43329 – selinux policy does not allow file under opt to be relabeled more specifically

Bug 43329 - selinux policy does not allow file under opt to be relabeled more specifically

Summary: selinux policy does not allow file under opt to be relabeled more specifically

Status:	RESOLVED FIXED

Alias:	None

Product:	Gentoo Linux
Classification:	Unclassified
Component:	Hardened (show other bugs)
Hardware:	All Linux

Importance:	High normal
Assignee:	Hardened Gentoo

URL:
Whiteboard:
Keywords:

Depends on:
Blocks:

Reported:	2004-02-29 15:35 UTC by Michael Ihde
Modified:	2004-02-29 15:43 UTC (History)
CC List:	0 users

See Also:
Package list:
Runtime testing required:	---

Attachments
Add an attachment (proposed patch, testcase, etc.)

Note You need to log in before you can comment on or make changes to this bug.

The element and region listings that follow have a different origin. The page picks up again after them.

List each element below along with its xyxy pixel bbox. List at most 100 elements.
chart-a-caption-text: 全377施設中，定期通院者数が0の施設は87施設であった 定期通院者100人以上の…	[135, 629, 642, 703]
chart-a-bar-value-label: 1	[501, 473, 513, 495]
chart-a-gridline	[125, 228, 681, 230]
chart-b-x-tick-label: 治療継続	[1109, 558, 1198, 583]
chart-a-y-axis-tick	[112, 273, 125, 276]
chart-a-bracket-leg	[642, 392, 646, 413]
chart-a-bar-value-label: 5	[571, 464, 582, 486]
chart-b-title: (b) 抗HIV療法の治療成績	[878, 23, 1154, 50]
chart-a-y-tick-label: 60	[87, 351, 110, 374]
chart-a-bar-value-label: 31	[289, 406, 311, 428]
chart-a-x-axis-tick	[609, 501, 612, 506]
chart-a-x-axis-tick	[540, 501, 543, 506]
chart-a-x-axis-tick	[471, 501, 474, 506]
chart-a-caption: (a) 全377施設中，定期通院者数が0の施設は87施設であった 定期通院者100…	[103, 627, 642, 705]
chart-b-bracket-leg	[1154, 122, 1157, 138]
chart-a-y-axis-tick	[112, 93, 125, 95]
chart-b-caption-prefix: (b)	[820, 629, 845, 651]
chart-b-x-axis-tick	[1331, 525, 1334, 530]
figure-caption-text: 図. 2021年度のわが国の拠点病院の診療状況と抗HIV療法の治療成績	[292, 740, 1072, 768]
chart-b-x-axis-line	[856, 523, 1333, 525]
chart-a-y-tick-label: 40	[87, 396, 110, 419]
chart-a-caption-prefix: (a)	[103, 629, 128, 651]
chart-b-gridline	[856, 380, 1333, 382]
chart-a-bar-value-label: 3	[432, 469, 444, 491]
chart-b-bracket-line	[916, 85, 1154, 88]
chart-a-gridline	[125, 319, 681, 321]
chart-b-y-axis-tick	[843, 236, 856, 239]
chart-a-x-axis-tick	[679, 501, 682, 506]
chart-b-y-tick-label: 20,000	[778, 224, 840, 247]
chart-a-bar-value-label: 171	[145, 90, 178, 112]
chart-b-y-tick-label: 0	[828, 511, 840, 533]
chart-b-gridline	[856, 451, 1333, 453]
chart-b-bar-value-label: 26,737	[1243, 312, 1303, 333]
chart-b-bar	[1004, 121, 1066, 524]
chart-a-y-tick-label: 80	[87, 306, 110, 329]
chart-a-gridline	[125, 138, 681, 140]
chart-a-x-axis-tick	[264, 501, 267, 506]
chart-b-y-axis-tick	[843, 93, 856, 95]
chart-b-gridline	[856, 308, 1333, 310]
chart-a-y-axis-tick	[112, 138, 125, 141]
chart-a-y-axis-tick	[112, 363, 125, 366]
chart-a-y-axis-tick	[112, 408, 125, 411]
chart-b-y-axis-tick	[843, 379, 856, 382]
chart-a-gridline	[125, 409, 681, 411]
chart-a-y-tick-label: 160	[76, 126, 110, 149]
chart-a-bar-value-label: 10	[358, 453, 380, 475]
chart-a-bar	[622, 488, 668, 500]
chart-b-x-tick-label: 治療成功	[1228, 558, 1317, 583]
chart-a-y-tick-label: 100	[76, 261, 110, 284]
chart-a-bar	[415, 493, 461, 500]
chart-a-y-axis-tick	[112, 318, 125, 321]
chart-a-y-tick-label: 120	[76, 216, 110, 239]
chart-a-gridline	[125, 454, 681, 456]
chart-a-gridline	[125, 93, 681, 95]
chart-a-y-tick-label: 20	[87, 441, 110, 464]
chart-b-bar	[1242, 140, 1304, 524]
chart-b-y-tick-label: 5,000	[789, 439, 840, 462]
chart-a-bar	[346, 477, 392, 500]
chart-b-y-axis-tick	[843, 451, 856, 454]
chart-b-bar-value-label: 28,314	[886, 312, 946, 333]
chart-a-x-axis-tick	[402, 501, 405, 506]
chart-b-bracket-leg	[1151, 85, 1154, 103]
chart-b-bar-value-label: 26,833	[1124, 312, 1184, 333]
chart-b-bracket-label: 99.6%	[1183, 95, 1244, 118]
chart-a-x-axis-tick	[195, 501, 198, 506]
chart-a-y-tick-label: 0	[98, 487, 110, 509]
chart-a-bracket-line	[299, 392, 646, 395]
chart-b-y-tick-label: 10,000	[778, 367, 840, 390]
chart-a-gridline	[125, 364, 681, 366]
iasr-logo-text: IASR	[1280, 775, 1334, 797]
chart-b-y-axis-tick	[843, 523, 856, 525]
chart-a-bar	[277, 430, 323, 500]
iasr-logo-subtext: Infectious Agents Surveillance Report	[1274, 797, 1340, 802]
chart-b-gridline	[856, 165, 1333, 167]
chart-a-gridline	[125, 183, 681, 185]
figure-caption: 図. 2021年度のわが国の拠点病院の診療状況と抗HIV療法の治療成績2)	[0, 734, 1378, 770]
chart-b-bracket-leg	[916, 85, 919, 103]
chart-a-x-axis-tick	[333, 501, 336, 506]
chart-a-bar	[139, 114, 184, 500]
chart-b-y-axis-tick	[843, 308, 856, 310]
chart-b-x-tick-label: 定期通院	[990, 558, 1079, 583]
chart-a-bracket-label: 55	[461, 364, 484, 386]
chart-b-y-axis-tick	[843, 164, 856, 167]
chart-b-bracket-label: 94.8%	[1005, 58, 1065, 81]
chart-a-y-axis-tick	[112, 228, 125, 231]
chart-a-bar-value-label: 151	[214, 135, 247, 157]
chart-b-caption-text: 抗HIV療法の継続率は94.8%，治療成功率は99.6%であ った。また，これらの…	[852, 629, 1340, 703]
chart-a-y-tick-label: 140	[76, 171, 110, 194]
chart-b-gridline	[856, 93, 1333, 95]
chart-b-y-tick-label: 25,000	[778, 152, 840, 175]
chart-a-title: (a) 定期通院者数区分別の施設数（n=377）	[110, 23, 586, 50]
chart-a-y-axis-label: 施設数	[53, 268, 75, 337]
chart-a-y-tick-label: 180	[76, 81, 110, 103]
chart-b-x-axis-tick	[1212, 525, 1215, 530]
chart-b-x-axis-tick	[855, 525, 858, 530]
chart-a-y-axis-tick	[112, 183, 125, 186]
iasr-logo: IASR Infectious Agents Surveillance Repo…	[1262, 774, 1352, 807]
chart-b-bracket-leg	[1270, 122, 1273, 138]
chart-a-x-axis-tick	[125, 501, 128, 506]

Description Michael Ihde 2004-02-29 15:35:22 UTC

When trying to add a new file context (for sun-jdk) the specific file context information was being ignored and all files under /opt were being labeled system_u:object_r:opt_t

This is because the opt directory was labeled with program/opt.fc which was placed after the java.fc in the file_contexts.  Therefore the last one to precedence.

Reproducible: Always
Steps to Reproduce:
1.  Add a new file context that tries to relabel a subdirectory in opt
2.  make relabel
3.  ls -Z /opt

Actual Results:  
All subdirectories still are labeled opt_t

Expected Results:  
subdirectories should be labeled with more specific labeling that was specified
in my fc file.

The problem can be fixed by moving the contents of domains/programs/opt.te and
file_contexts/programs/opt.fc into types/file.te and file_contexts/types.fc
respectively.

More specifically add to file.te
   #
   # opt_t
   #
   type opt_t, file_type, root_dir_type, sysadmfile;

and add to types.fc

   #
   # /opt
   #
   /opt(/.*)?                              system_u:object_r:opt_t
   /opt/bin(/.*)?                          system_u:object_r:bin_t


Portage 2.0.50-r1 (selinux-x86-1.4, gcc-3.3.2, glibc-2.3.2-r9, 2.4.24-selinux-r2)
=================================================================
System uname: 2.4.24-selinux-r2 i686 Pentium III (Coppermine)
Gentoo Base System version 1.4.3.13
Autoconf: sys-devel/autoconf-2.58-r1
Automake: sys-devel/automake-1.7.7
ACCEPT_KEYWORDS="x86"
AUTOCLEAN="yes"
CFLAGS="-O2 -mcpu=i686 -fomit-frame-pointer"
CHOST="i386-pc-linux-gnu"
COMPILER="gcc3"
CONFIG_PROTECT="/etc /usr/kde/2/share/config /usr/kde/3/share/config
/usr/share/config /var/qmail/control"
CONFIG_PROTECT_MASK="/etc/gconf /etc/env.d"
CXXFLAGS="-O2 -mcpu=i686 -fomit-frame-pointer"
DISTDIR="/usr/portage/distfiles"
FEATURES="autoaddcvs ccache sandbox sfperms strict"
GENTOO_MIRRORS="http://gentoo.oregonstate.edu
http://distro.ibiblio.org/pub/Linux/distributions/gentoo"
MAKEOPTS="-j2"
PKGDIR="/usr/portage/packages"
PORTAGE_TMPDIR="/var/tmp"
PORTDIR="/usr/portage"
PORTDIR_OVERLAY=""
SYNC="rsync://rsync.gentoo.org/gentoo-portage"
USE="berkdb crypt java ncurses pam perl python readline selinux ssl tcpd x86 zlib"

Comment 1 Chris PeBenito (RETIRED) gentoo-dev

2004-02-29 15:43:47 UTC

opt.te/fc is going to be removed, relabeling opt to usr_t.